La cacherouth

Un dossier préparé par K. Acher
Pour une lecture plein écran, ouvrez http://www.kacher.fr dans votre navigateur.
Mise à jour le

 

Baba Salé et le vieux cho'het

 

Le cho'het de la ville de Bouinan, proche de Boudnib, était originaire de Marrakech, où il avait reçu ses diplômes des Sages de la ville, connus pour la profondeur de leur étude et leur investissement dans le domaine de la Torah.
Le cho'het était maintenant un vieillard honorable, honoré par tous, qui avait de plus des liens d'amitié avec le Gouverneur français de la région.
Un jour, les habitants prirent conscience que presque toute la viande qui leur était proposée était "halak" (le meilleur niveau de cacherouth) et qu'il n'y avait pratiquement jamais de bêtes taref, en opposition aux constatations habituelles selon lesquelles il y a peu de bêtes "cachères" et encore moins de bêtes "halak".
Les chefs de la communauté prirent le temps d'examiner la situation, et au bout de six mois arrivèrent à la conclusion que l'affaire n'était pas simple, pas "halak".
Ils se tournèrent vers Rabbi Israël Abouhasseira, le Baba Salé (1890 - 1984), pour lui soumettre leurs doutes: comment est-il possible que TOUTES les bêtes soient cachères et de surcroît "halak".
Baba Salé, qui était la plus haute autorité religieuse de la région, convoqua le cho'het avec ses couteaux.
A l'examen, Baba Salé se rendit compte que les couteaux portaient des irrégularités du fil et étaient donc impropres à la chehitah. Tout en l'aidant à "refaire" ses couteaux, Baba Salé l'interrogea sur les lois de la chehitah, qu'il connaissait à merveille.
Il semblait qu'avec l'âge, le cho'het avait perdu la sensibilité nécessaire à l'affutage des couteaux, et que de plus il lui était devenu difficile de pratiquer correctement l'examen des poumons et viscères qui suit l'abattage.
Baba Salé conseilla au vieux cho'het de se faire aider par le cho'het du village voisin, qui était un élève de Baba Salé, qui pourrait l'aider à préparer ses couteaux et à pratique l'examen des viscères.
Le cho'het accepta, et la situation de la chehitah à Bou Inan revint à la normale.

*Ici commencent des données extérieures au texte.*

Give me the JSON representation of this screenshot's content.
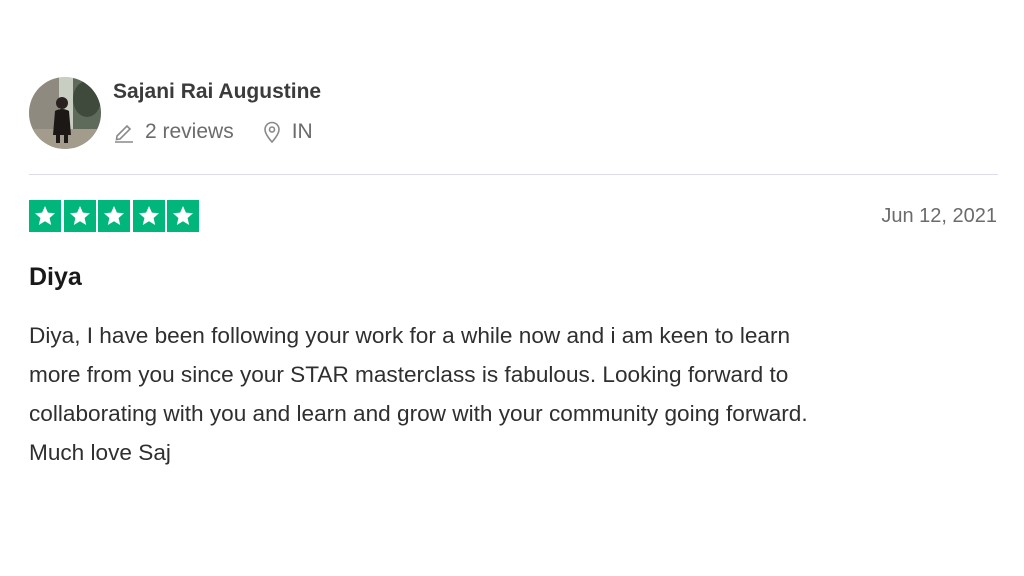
{
  "reviewer": {
    "name": "Sajani Rai Augustine",
    "reviews_count": "2 reviews",
    "country": "IN",
    "avatar_icon": "user-photo"
  },
  "review": {
    "rating": 5,
    "rating_max": 5,
    "star_color": "#00b67a",
    "date": "Jun 12, 2021",
    "title": "Diya",
    "body_lines": [
      "Diya, I have been following your work for a while now and i am keen to learn",
      "more from you since your STAR masterclass is fabulous. Looking forward to",
      "collaborating with you and learn and grow with your community going forward.",
      "Much love Saj"
    ]
  },
  "icons": {
    "reviews": "pencil-icon",
    "location": "location-pin-icon",
    "star": "star-icon"
  }
}
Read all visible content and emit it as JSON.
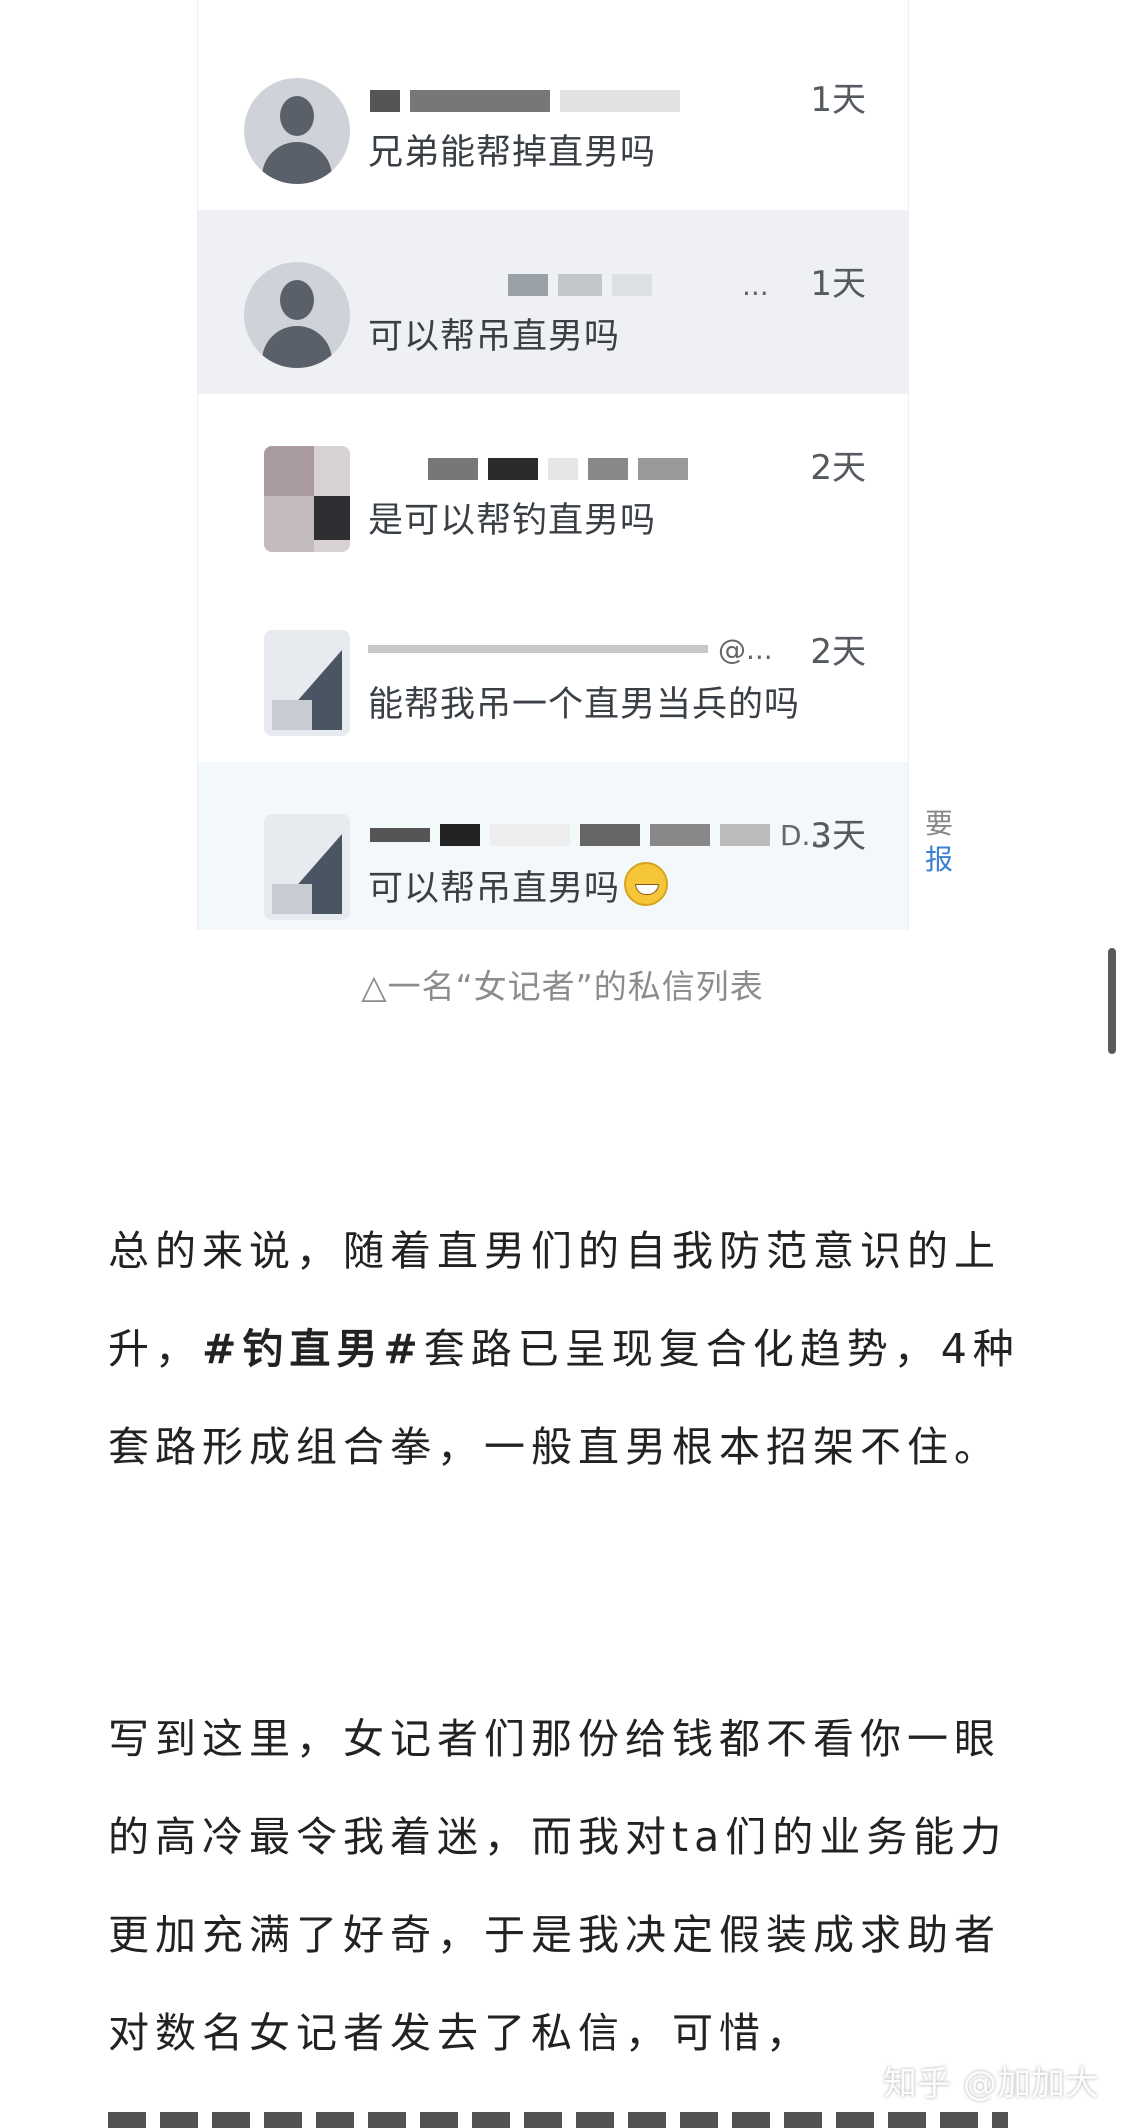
{
  "dm_list": {
    "rows": [
      {
        "time": "1天",
        "message": "兄弟能帮掉直男吗"
      },
      {
        "time": "1天",
        "message": "可以帮吊直男吗",
        "name_suffix": "..."
      },
      {
        "time": "2天",
        "message": "是可以帮钓直男吗"
      },
      {
        "time": "2天",
        "message": "能帮我吊一个直男当兵的吗",
        "name_suffix": "@..."
      },
      {
        "time": "3天",
        "message": "可以帮吊直男吗",
        "name_suffix": "D..."
      }
    ],
    "side_fragment": [
      "要",
      "报"
    ]
  },
  "caption": "△一名“女记者”的私信列表",
  "article": {
    "para1_a": "总的来说，随着直男们的自我防范意识的上升，",
    "para1_hashtag": "#钓直男#",
    "para1_b": "套路已呈现复合化趋势，4种套路形成组合拳，一般直男根本招架不住。",
    "para2": "写到这里，女记者们那份给钱都不看你一眼的高冷最令我着迷，而我对ta们的业务能力更加充满了好奇，于是我决定假装成求助者对数名女记者发去了私信，可惜，"
  },
  "watermark": {
    "site": "知乎",
    "author": "@加加大"
  }
}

Sauf qu'un jour, le vieux cho'het se sentit offusqué de devoir avoir recours à un jeune cho'het: comment lui, un cho'het expérimenté, formé à la grande ville, devrait avoir à présenter son couteau à une jeune gamin d'un village voisin?
Il cessa toute collaboration, et se remit à travailler seul.
Les chefs de la communauté se tournèrent à nouveau vers Baba Salé, pour recueillir son avis et ses conseils.
Baba Salé leur conseilla de faire venir le jeune cho'het deux fois par semaine, et de cesser de consommer la viande de l'ancien cho'het.
Lorsqu'il se rendit compte que les habitants n'avaient plus recours à ses services, le vieux cho'het se mit en colère, et se tourna vers son ami, le gouverneur, pour se plaindre que le Rabbin avait interdit sa viande et du coup, lui avait ôté toute source de revenus.
"Et pourquoi donc?" lui demanda le gouverneur.
"Parce que je ne suis pas natif d'ici, alors que mon concurrent est un enfant du pays, et de plus un élève du Rabbin" répondit le cho'het avec toupet.
Le gouverneur était un peu ennuyé de cette situation, qui lui échappait totalement.
"Ecoute mon ami. Je n'ai aucune compréhension dans le domaine de la chehitah et des questions rabbiniques. Si tu m'apporte des attestations de rabbins des grandes villes comme Fez, Meknès, Rabat ou Marrakech, comme quoi tu es apte à la pratique de l'abattage rituel et que tu es habilité à le faire, je m'occuperai de cette affaire et le Rabbin sera puni, voire mis en prison.
Le cho'het partit à Fez, pour demander aux Rabbins de la ville une attestation de chehita et une lettre de recommandation. A sa grande surprise, ils refusèrent, en disant que son activité se trouvait dans la circonscription de Tafilalet, où se trouvait le grand Rabbi Israël Abouhasseira, et que lui, sans doute, lui procurerait toutes les attestations dont il avait besoin…
Il reçut la même réponse de tous les rabbins et tribunaux rabbiniques qu'il put consulter dans les grandes villes.
Au bout d'un mois de voyage, il rentra chez lui éreinté et déçu. A l'évidence, le Rabbin Israël Abouhasseira avait envoyé des lettres aux autres rabbins pour leur demander de le débouter.
C'est gonflé de cette certitude qu'il retourna chez le gouverneur, pour lui dire que sur recommandation du Rabbin, aucun des rabbins des grandes villes n'avait accepté de le soutenir.
"Mais, les rabbins des grandes villes ont accédé à sa demande?"
"Oui, la preuve c'est qu'ils n'ont pas voulu attester de mes capacités à l'abattage".
"Mais alors, cela signifie que nous avons dans notre région un Rabbin d'une telle envergure que les rabbins des grandes villes l'écoutent? Il est donc plus grand qu'eux! S'il t'a interdit d'abattre, il a certainement de bonnes raisons. Sache que si tu continues à abattre c'est à moi que tu auras affaire."
Le gouverneur fut tellement impressionné qu'il demanda à ce qu'on lui présente ce Rabbin que tous les Rabbins écoutaient.
Il fut très impressionné par la personnalité de Baba Salé, à qui il raconta toute l'histoire, et l'assura qu'à partir de maintenant il se tiendrait à ses côtés pour tout problème de respect de la Loi.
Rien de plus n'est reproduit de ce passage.